One pillar of evolutionary theory, one great drive of the upward ascent of species development, is survival of the fittest. For any individual to survive enough to have their genes past on to the next generation, they require a powerful instinctive drive towards survival. One that trumps all other needs and desires.
Thus evolution predicts the drive for survival as the strongest and most basic motivation in human beings. Such is evolution, and this is where O'Hear moves to strike.
Throughout Plato's Phaedo, we have the account of Socrates on trial. Socrates indeed had a choice on whether or not to face capital punishment. He had the option to either recant his position or attempt an escape. Socrates chose death however, he chose principle over life.

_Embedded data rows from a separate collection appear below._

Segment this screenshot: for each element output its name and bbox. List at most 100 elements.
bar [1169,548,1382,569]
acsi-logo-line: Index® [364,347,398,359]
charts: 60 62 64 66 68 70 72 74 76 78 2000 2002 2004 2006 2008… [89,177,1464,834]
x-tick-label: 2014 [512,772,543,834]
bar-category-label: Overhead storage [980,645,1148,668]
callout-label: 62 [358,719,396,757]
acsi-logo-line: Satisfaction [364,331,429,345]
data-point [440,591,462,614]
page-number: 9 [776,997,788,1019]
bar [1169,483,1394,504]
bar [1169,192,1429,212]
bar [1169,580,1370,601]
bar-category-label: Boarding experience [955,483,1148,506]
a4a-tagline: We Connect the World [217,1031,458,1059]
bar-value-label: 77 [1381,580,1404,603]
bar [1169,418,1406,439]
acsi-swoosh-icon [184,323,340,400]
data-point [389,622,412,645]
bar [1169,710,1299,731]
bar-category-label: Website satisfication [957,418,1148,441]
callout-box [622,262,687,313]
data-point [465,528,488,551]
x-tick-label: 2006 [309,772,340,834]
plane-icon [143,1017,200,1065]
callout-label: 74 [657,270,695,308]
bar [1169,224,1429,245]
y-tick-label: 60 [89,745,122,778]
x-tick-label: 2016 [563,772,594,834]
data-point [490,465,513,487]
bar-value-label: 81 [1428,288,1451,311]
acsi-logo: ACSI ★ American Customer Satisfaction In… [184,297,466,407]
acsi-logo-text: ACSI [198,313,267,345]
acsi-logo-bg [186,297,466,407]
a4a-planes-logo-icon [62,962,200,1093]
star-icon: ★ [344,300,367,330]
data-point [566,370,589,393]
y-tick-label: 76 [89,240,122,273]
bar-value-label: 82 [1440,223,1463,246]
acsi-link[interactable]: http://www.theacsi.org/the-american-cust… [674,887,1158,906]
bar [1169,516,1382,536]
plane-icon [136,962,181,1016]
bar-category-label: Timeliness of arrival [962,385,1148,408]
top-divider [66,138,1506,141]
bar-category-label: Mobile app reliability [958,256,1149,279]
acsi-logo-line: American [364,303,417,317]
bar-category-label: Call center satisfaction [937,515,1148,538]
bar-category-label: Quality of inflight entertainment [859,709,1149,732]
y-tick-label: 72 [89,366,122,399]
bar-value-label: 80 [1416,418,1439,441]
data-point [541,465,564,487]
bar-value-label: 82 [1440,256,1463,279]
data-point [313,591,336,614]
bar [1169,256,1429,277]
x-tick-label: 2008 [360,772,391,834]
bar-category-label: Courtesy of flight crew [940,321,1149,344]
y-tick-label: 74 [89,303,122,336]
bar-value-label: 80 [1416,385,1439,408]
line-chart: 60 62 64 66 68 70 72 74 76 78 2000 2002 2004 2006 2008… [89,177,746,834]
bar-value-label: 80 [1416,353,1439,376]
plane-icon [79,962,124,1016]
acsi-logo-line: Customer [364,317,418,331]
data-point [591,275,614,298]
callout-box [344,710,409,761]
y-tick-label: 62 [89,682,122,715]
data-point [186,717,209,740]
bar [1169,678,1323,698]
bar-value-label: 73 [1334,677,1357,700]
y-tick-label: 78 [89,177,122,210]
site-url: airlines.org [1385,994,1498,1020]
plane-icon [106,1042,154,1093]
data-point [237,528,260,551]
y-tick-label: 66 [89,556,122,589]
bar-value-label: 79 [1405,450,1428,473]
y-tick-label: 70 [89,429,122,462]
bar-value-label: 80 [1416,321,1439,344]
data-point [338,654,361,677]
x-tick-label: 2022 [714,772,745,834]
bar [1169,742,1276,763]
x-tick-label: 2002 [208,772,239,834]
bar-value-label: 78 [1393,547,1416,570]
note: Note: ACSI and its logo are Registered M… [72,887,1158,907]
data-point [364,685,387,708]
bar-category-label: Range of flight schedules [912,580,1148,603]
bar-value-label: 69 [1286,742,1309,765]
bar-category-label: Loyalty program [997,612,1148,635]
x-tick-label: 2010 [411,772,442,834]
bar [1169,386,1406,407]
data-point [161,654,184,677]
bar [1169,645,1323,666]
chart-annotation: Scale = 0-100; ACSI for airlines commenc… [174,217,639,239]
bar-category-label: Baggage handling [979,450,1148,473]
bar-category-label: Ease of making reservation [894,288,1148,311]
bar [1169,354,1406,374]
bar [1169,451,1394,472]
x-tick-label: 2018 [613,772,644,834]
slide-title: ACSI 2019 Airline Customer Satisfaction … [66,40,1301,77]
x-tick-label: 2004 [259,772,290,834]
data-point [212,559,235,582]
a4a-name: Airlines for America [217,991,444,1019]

This represents a powerful counterexample to the predictions of evolutionary theory. Something decisively non-Darwinian is working in Socrates. Socrates is obeying normativity (a moral 'ought' if you will), rather than survival.
But it may be said that Socrates' case represents an insignificant anomaly in the history of species development. Thus it may consititute only a minor argument against evolution after all. But this hardly explains why so much of humanity has been helpless but to revere the moral and philosophical insights of Socrates. And why his moral example stands to so many as worthy of emulation.